5.      The article could benefit from a comparative analysis of nanochelating therapies with existing treatments for neurodegenerative diseases associated with iron overload. This analysis could include efficacy, safety, cost-effectiveness, and patient quality of life, providing a more comprehensive picture of where nanochelating therapies stand in the current treatment landscape. Also briefly discuss how the described iron transport mechanisms are linked to neurodegenerative diseases, especially Alzheimer’s. This connection can help readers understand the relevance of your model in the context of disease pathology.

6.      In line 123, the manuscript should provide additional elucidation on the significance and functional roles of furin and brain-derived neurotrophic factor (BDNF) within the given context.

7.      Include additional information on the nature and mechanism of the allosteric NEAT dominion, elucidating its relationship with iron.

8.      Discuss the potential integration of different imaging techniques, such as MRI and PET in a more connected manner to offer a comprehensive view of early detection methods. Expand on the challenges of current iron detection methods in CSF and discuss potential ways these could be improved or alternatives explored.

9.      Provide a bit more clarification on the iron clearance pathways, possibly summarizing key findings related to the clearance mechanisms, emphasizing their significance in maintaining iron homeostasis.

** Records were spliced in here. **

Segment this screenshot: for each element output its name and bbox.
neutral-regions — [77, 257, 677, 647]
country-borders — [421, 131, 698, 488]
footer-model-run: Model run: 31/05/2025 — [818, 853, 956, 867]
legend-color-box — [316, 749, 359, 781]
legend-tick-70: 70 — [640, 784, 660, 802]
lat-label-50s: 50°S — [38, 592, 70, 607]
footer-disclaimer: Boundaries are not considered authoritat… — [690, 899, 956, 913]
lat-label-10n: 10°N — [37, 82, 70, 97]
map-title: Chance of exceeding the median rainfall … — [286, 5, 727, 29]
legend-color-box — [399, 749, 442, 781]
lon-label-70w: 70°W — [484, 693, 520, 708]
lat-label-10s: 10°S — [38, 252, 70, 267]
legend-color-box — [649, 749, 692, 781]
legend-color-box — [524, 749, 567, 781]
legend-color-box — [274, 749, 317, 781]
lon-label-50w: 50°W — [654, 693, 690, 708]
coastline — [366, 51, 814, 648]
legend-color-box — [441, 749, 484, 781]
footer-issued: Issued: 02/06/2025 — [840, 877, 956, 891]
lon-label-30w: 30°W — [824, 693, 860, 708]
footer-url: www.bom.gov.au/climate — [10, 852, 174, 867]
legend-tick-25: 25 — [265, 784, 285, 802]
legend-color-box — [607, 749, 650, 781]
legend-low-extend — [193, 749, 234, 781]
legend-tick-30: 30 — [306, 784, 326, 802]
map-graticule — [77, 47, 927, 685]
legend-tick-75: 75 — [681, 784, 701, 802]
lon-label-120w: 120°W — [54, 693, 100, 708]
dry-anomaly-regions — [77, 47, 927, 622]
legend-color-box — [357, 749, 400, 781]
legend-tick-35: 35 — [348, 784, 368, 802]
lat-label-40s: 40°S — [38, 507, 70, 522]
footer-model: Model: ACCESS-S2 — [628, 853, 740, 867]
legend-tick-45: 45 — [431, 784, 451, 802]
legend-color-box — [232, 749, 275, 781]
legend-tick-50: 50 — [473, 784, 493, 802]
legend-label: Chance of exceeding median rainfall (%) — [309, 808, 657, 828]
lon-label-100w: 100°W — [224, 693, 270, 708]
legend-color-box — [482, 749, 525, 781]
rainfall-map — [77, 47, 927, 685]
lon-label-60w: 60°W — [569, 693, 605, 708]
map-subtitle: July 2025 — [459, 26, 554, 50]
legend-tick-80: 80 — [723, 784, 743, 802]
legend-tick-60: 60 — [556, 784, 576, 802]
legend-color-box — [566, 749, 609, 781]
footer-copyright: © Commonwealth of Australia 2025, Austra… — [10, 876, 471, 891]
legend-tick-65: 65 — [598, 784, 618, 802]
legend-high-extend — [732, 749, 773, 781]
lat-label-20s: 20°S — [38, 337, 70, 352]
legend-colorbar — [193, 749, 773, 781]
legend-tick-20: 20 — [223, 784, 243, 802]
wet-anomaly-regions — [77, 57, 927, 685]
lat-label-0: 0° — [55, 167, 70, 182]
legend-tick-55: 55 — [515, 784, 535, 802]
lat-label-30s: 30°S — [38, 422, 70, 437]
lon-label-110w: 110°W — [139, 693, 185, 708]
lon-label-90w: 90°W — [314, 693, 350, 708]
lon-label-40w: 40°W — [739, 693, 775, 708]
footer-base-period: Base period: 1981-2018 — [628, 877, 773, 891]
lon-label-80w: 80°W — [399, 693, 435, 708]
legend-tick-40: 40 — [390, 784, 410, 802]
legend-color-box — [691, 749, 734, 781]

10.  Please include the full name of the BCSFB acronym in Figure's 1 legend.

11.  In section “2.3.4 ISF → CSF and CSF → Blood”, please elaborate on the “capital importance” mentioned.

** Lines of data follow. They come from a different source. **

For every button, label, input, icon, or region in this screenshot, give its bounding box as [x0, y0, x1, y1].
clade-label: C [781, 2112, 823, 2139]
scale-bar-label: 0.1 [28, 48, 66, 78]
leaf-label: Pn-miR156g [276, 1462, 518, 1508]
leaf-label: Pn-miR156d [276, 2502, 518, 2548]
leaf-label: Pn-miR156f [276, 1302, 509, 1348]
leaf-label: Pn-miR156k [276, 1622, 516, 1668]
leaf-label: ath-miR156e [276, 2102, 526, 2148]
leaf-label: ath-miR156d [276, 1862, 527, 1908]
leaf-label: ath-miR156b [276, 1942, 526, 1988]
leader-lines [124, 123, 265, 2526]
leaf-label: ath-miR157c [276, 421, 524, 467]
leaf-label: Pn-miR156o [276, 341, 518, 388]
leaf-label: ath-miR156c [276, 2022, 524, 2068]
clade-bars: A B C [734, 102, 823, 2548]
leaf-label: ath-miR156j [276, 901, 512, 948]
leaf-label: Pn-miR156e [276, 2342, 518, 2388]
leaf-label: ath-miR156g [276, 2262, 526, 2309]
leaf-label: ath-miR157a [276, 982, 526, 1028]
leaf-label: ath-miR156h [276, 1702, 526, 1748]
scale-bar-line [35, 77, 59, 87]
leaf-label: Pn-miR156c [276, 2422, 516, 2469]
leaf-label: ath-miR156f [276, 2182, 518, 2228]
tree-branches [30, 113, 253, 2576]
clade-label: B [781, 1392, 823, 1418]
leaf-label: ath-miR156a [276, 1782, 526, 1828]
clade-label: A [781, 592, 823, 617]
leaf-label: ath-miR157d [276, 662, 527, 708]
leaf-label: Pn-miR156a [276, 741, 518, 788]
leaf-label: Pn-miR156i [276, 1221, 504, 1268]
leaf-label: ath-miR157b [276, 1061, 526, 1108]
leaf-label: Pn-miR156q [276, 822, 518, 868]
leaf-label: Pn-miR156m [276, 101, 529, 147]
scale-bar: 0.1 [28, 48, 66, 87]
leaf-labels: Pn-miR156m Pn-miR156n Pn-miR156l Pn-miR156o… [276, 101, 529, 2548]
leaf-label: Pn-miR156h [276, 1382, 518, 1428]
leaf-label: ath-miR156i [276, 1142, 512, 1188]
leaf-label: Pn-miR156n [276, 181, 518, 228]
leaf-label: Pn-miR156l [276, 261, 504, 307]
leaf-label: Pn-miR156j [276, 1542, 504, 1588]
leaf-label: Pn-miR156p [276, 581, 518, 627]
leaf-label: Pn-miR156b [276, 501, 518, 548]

12.  In section “2.4 Towards novel intrathecal therapy: the nanochelating approach”. Although this section does mention some limitations of certain chelating agents, such as DFO, I believe mentioning the limitations of nanoparticles themselves is important. This is mentioned in various studies including this review article by Dr. Elmarguzi et al. (limitations on page 4 of pdf linked below, blood- brain barrier and Alzheimer’s page 11), which could benefit you in other aspects such as including additional details about the consumption and types of nanoparticles.

Dr. Elmarguzi’s article: https://doi.org/10.59049/2790-0231.1244

PDF https://pmpj.najah.edu/cgi/viewcontent.cgi?article=1244&context=journal

13.  Spelling mistake in line 220, replace “lavel” with level

 

 

Author Response

Please see the attachment

Author Response File: Author Response.pdf

Round 2

Reviewer 2 Report

Comments and Suggestions for Authors

Thank you for taking all comments into consideration; the manuscript is better now.